Nem sempre estamos prontos
Do breu da toca do ouriço
Invejo o ouriço-preto, que hiberna durante três meses todo ano. Que bom seria tirar licença de existir de vez em quando, discretamente desaparecer por uns dias sem por isso ganhar fama de melancólico.
Porque nem sempre estamos prontos. O telefone está tocando, alguém vem para uma visita, e simplesmente não estamos prontos. Então imagino se, diante da insistência, atrás da porta ou do outro lado da linha, como que saindo do breu da toca do ouriço, uma voz se desculpasse de não ser aquela voz conhecida, de ser, em vez disso, um sopro, um marulho de folhas no vento, qualquer coisa que se ouve a distância, no intervalo entre dois tempos, e logo desencadeando o que poderia ser um imprevisto, antes não fosse a condição da alegria, penso que maravilha se essa voz, nada mais que um sopro, um sussurro atrás da porta ou do outro lado da linha, encantasse aquele que estivesse ouvindo e silenciasse tudo em volta. Porque às vezes o pouco que nos basta é o que mais falta, um brevíssimo intervalo, uns dias de restinga, silêncio para honrar a velha máxima de dar tempo ao tempo e só depois voltar à tona, responder como é devido, com aquela voz cristalina de quem não se desculpa mais porque já recobrou o ânimo, a prontidão, a presença de espírito e, sobretudo, aquela ponta de impaciência que convenientemente dá corda à rotina.

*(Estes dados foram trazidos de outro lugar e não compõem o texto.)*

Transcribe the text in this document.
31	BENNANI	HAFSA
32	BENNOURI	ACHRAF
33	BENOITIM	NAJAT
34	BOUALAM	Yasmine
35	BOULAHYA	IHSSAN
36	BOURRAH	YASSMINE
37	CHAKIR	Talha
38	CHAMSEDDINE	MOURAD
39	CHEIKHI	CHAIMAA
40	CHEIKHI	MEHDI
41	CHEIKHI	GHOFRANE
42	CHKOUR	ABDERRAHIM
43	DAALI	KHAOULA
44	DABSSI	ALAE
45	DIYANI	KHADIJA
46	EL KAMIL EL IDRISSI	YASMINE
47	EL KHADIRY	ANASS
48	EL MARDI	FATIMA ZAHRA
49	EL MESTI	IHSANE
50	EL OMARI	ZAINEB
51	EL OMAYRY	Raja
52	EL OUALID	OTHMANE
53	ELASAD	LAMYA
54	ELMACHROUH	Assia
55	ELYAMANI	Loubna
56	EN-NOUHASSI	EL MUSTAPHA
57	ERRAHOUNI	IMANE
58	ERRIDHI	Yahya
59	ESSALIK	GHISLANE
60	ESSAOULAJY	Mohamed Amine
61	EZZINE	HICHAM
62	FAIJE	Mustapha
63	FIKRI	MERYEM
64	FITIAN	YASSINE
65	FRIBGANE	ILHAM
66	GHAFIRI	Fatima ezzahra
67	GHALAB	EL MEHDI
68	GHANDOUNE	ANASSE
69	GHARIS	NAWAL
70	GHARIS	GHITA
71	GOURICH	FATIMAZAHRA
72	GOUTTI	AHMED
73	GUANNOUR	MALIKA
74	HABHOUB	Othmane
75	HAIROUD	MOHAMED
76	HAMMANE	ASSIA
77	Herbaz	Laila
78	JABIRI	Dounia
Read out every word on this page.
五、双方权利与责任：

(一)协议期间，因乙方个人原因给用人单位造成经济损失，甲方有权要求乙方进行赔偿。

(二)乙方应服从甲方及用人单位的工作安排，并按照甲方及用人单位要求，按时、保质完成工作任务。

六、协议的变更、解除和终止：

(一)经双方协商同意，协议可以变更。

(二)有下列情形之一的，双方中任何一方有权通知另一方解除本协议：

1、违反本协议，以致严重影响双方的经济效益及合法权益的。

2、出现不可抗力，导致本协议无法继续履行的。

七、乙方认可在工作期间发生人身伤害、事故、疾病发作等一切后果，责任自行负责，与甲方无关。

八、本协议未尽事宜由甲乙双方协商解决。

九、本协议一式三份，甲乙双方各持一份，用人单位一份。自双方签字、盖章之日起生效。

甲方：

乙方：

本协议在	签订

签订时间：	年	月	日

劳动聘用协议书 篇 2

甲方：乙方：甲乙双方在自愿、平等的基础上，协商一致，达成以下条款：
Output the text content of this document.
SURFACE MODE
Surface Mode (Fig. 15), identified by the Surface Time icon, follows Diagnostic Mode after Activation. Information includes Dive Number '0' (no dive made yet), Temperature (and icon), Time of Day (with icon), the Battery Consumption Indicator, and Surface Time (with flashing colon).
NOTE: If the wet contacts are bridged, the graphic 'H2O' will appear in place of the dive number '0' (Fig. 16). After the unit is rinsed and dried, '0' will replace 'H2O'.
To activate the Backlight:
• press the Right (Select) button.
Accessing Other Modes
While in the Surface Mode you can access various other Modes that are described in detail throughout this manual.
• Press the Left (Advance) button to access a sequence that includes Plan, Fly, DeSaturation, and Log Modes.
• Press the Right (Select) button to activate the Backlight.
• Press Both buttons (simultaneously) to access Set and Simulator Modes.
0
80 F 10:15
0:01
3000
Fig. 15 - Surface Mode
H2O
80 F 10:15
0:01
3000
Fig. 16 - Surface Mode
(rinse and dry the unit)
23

Um intervalo assim evitaria alguns deslizes, uma palavra fora de contexto, um gesto irrefletido, o descomedimento no calor da hora, pequenos rompantes assassinos. Talvez evitasse mesmo erros tremendos, os erros sem conserto, o descuido de um momento que marca uma vida, a famosa ladainha do que poderia ter sido e que não foi, esta sim, nossa grande melancolia.